Auf der Grundlage des Gefährdungs- und Bedrohungskatalogs erfolgt nunmehr die Erfassung und Bewertung bestehender Sicherheitskonzepte und Maßnahmen verschiedener Akteure. Die Bandbreite der Untersuchungen umfasst neben gesetzlichen und normativen Grundlagen vor allem allgemeine und besondere maritime Sicherheitskonzepte und Forderungen aus den Bereichen Bau und Betrieb von Offshore Windenergieparks (OWP) sowie Sicherheit der Seeschifffahrt und der Luftfahrt. Auch die öffentliche Gefahrenabwehr, das Unfallmanagement auf See, der Umgang mit Security-Lagen sowie der Schutz kritischer Infrastrukturen mit einem besonderen Blick auf die Versorgungssicherheit und auf die IT-Sicherheit stehen im Fokus der Untersuchungen.
Wichtige Sicherheitskonzepte wurden darüber hinaus mit Experten in Bezug auf den Gefährdungs- und Bedrohungskatalog diskutiert. Gesichtspunkte der Verwundbarkeit und Verknüpfungen zur technischen Sicherheit in den vielfältigen Prozessen und Abläufen innerhalb von Offshore Windenergieparks und deren Subsystemen spielen dabei eine Rolle.
Der ganzheitliche Untersuchungsansatz spiegelt sich in der engen Kooperation von Wissenschaft und Industrie sowie der Instituts- und Fachbereichs übergreifenden Zusammenarbeit der sechs Verbundpartner - Deutsche Offshore Consult GmbH (DOC), Fraunhofer Institut für Fertigungstechnik und angewandte Materialforschung (IFAM), Institut für Seeverkehrswirtschaft und Logistik (ISL), Institut für Seevölkerrecht und Internationales Meeresumweltrecht (ISRIM) und die Hochschule Bremerhaven mit dem Institut für Windenergie fk-wind: und dem Institute for Safety and Security Studies (ISaSS) unter der Projektleitung der Hochschule Bremerhaven - wieder.

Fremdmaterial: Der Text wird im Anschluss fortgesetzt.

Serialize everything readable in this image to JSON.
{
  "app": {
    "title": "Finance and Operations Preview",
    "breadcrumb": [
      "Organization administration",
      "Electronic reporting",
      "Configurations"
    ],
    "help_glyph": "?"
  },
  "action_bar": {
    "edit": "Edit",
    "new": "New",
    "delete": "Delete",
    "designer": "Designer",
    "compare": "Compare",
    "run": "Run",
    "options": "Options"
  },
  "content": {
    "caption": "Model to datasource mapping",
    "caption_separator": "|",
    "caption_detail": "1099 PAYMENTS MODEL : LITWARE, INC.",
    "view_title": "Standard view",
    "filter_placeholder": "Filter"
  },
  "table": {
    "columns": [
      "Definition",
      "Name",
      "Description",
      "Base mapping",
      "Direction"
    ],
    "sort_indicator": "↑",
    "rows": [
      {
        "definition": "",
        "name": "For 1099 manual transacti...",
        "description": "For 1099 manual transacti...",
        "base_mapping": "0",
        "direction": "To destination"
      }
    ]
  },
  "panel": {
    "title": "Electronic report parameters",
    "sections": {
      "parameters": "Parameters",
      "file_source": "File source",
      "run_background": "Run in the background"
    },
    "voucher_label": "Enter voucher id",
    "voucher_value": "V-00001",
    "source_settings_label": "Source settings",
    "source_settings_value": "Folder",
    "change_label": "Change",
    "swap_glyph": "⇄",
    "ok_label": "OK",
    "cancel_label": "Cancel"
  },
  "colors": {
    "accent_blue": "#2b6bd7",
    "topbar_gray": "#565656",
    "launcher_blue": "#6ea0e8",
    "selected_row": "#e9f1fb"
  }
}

So hat das IFAM aus energiewirtschaftlicher Sicht ermittelt, welche Bedeutung die Offshore Windenergie für die Stromversorgung der Bevölkerung hat und wie sich Ausfälle der Stromversorgung ökonomisch bewerten lassen. Außerdem wurden die Gefährdungs- und Bedrohungsszenarien bezüglich ihrer Auswirkungen auf den Betrieb der Offshore-Stromnetze und die Sicherheit der Stromversorgung an Land untersucht, so dass im nächsten Schritt besonders Szenarien mit starken Auswirkungen auf die Stromversorgung detaillierter bewertet werden können. Der Fokus des ISL liegt auf einer detaillierten Untersuchung der IT-Sicherheit. Die heute bereits in Betrieb genommenen OWP stehen in Sachen IT-Sicherheit auf unterschiedlichstem Niveau. Für die Umsetzung von IT-Sicherheit für OWP gibt es heute nur wenige Standards. Auch unterliegen OWP nicht dem seit Juli 2015 geltenden IT-Sicherheitsgesetz, in dem Verfahren für eine verbesserte IT-Sicherheit definiert sind. Die Möglichkeit, dass durch einen Cyberangriff ganze Windparks oder sogar Cluster von Windparks lahmgelegt werden könnten und dadurch die Energieversorgung von Bevölkerung und/oder Wirtschaft gestört würde, besteht. ISRIM hat im Rahmen des Meilensteintreffens seinen Stand der Forschung zu den rechtlichen Aspekten zur Gefahrenabwehr auf See eingebracht. Neben der Klärung von Forschungsfragen gehörte dazu insbesondere auch der Bericht zur Internationalen Konferenz „Maritime Security and Offshore Activities: Legal Aspects“, die in Bremen stattgefunden hat.“ Deutsche Offshore Consult GmbH (DOC) lässt speziell Inhalte im Hinblick auf relevante Schnittstellen und die operative Erfahrung aus bereits errichteten und in Betrieb genommenen Offshore Windparks in das Forschungsprojekt OWiSS einfließen.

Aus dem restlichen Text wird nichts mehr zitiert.